So why does it work for IOUtils? The eclipse team did something very plain - they hardcoded the methods! In previous versions of eclipse the warning was also there however starting from version 4.3 M4 it was gone since they fixed it:
Released for 4.3 M4 via commit 277792ba446c3713bcfdc898c37875d45fc06c18.
The fix covers the following well-known methods:
- com.google.common.io.Closeables.closeQuietly(Closeable)
- com.google.common.io.Closeables.close(Closeable,boolean)
- org.apache.commons.io.IOUtils.closeQuietly(Closeable)
For details see here - especially at the comments at the end...
UPDATE: So what does it mean for you? You have to use one of the obove methods or live with the warning. The check is basically not sophisticated and doesn't check the next level.

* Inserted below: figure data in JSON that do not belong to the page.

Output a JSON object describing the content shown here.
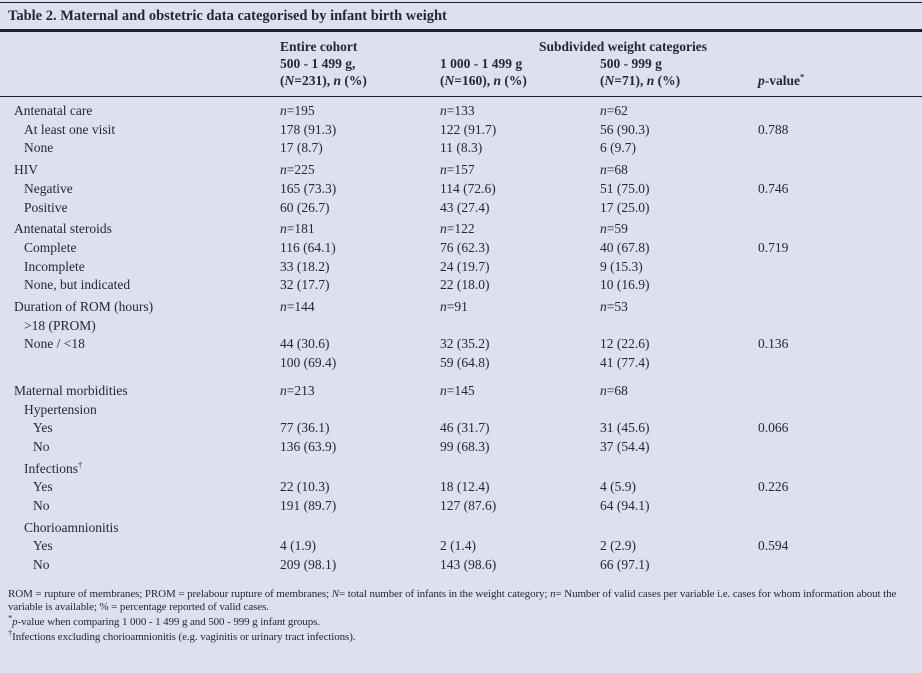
{
  "title": "Table 2. Maternal and obstetric data categorised by infant birth weight",
  "colors": {
    "background": "#dce1ed",
    "text": "#222839",
    "rule": "#1a2030"
  },
  "table": {
    "header": {
      "entire_cohort": "Entire cohort",
      "subdivided": "Subdivided weight categories",
      "col1_range": "500 - 1 499 g,",
      "col1_n": "(_N_=231), _n_ (%)",
      "col2_range": "1 000 - 1 499 g",
      "col2_n": "(_N_=160), _n_ (%)",
      "col3_range": "500 - 999 g",
      "col3_n": "(_N_=71), _n_ (%)",
      "pvalue": "_p_-value^*^"
    },
    "rows": [
      {
        "label": "Antenatal care",
        "ind": 0,
        "g": 0,
        "c": [
          "_n_=195",
          "_n_=133",
          "_n_=62"
        ],
        "p": ""
      },
      {
        "label": "At least one visit",
        "ind": 1,
        "g": 0,
        "c": [
          "178 (91.3)",
          "122 (91.7)",
          "56 (90.3)"
        ],
        "p": "0.788"
      },
      {
        "label": "None",
        "ind": 1,
        "g": 0,
        "c": [
          "17 (8.7)",
          "11 (8.3)",
          "6 (9.7)"
        ],
        "p": ""
      },
      {
        "label": "HIV",
        "ind": 0,
        "g": 1,
        "c": [
          "_n_=225",
          "_n_=157",
          "_n_=68"
        ],
        "p": ""
      },
      {
        "label": "Negative",
        "ind": 1,
        "g": 0,
        "c": [
          "165 (73.3)",
          "114 (72.6)",
          "51 (75.0)"
        ],
        "p": "0.746"
      },
      {
        "label": "Positive",
        "ind": 1,
        "g": 0,
        "c": [
          "60 (26.7)",
          "43 (27.4)",
          "17 (25.0)"
        ],
        "p": ""
      },
      {
        "label": "Antenatal steroids",
        "ind": 0,
        "g": 1,
        "c": [
          "_n_=181",
          "_n_=122",
          "_n_=59"
        ],
        "p": ""
      },
      {
        "label": "Complete",
        "ind": 1,
        "g": 0,
        "c": [
          "116 (64.1)",
          "76 (62.3)",
          "40 (67.8)"
        ],
        "p": "0.719"
      },
      {
        "label": "Incomplete",
        "ind": 1,
        "g": 0,
        "c": [
          "33 (18.2)",
          "24 (19.7)",
          "9 (15.3)"
        ],
        "p": ""
      },
      {
        "label": "None, but indicated",
        "ind": 1,
        "g": 0,
        "c": [
          "32 (17.7)",
          "22 (18.0)",
          "10 (16.9)"
        ],
        "p": ""
      },
      {
        "label": "Duration of ROM (hours)",
        "ind": 0,
        "g": 1,
        "c": [
          "_n_=144",
          "_n_=91",
          "_n_=53"
        ],
        "p": ""
      },
      {
        "label": ">18 (PROM)",
        "ind": 1,
        "g": 0,
        "c": [
          "",
          "",
          ""
        ],
        "p": ""
      },
      {
        "label": "None / <18",
        "ind": 1,
        "g": 0,
        "c": [
          "44 (30.6)",
          "32 (35.2)",
          "12 (22.6)"
        ],
        "p": "0.136"
      },
      {
        "label": "",
        "ind": 1,
        "g": 0,
        "c": [
          "100 (69.4)",
          "59 (64.8)",
          "41 (77.4)"
        ],
        "p": ""
      },
      {
        "label": "Maternal morbidities",
        "ind": 0,
        "g": 2,
        "c": [
          "_n_=213",
          "_n_=145",
          "_n_=68"
        ],
        "p": ""
      },
      {
        "label": "Hypertension",
        "ind": 1,
        "g": 0,
        "c": [
          "",
          "",
          ""
        ],
        "p": ""
      },
      {
        "label": "Yes",
        "ind": 2,
        "g": 0,
        "c": [
          "77 (36.1)",
          "46 (31.7)",
          "31 (45.6)"
        ],
        "p": "0.066"
      },
      {
        "label": "No",
        "ind": 2,
        "g": 0,
        "c": [
          "136 (63.9)",
          "99 (68.3)",
          "37 (54.4)"
        ],
        "p": ""
      },
      {
        "label": "Infections^†^",
        "ind": 1,
        "g": 1,
        "c": [
          "",
          "",
          ""
        ],
        "p": ""
      },
      {
        "label": "Yes",
        "ind": 2,
        "g": 0,
        "c": [
          "22 (10.3)",
          "18 (12.4)",
          "4 (5.9)"
        ],
        "p": "0.226"
      },
      {
        "label": "No",
        "ind": 2,
        "g": 0,
        "c": [
          "191 (89.7)",
          "127 (87.6)",
          "64 (94.1)"
        ],
        "p": ""
      },
      {
        "label": "Chorioamnionitis",
        "ind": 1,
        "g": 1,
        "c": [
          "",
          "",
          ""
        ],
        "p": ""
      },
      {
        "label": "Yes",
        "ind": 2,
        "g": 0,
        "c": [
          "4 (1.9)",
          "2 (1.4)",
          "2 (2.9)"
        ],
        "p": "0.594"
      },
      {
        "label": "No",
        "ind": 2,
        "g": 0,
        "c": [
          "209 (98.1)",
          "143 (98.6)",
          "66 (97.1)"
        ],
        "p": ""
      }
    ]
  },
  "footnotes": {
    "general": "ROM = rupture of membranes; PROM = prelabour rupture of membranes; _N_= total number of infants in the weight category; _n_= Number of valid cases per variable i.e. cases for whom information about the variable is available; % = percentage reported of valid cases.",
    "asterisk": "^*^_p_-value when comparing 1 000 - 1 499 g and 500 - 999 g infant groups.",
    "dagger": "^†^Infections excluding chorioamnionitis (e.g. vaginitis or urinary tract infections)."
  }
}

Update II: They basically hardcoded the file names. Maybe it is easer to understand with source code. Imagine this is the eclipse code checking for the warning:
public boolean showResourceWarning(){
//do somestuff to detect whether a potential ressource warning is shown
...
if(resourceLeakWarning){
if(this.checkForExceptions()){
return false;
}
}
return resourceLeakWarning;
}
private boolean checkForExceptions(){
if(name.equals("org.apache.commons.io.IOUtils.closeQuietly(Closeable)"){
return true;
}
if(name.equals("com.google.common.io.Closeables.close(Closeable,boolean)")){
return true;
}
if(name.equals("org.apache.commons.io.IOUtils.closeQuietly(Closeable)")){
return true;
}
// code executed for your method:
return false;
}
=> The result is, that you don't have a chance to remove the warning other to directly use close() (not in a sub method!) or to use one of the three methods listed above.
Update III: Have a look at the following class TypeConstants.java. Do you see the hardwired names in there? If you want to make it work with your code you need to add your class and method name there and then recompile eclipse. Then look at the class MessageSend.java starting from line 90.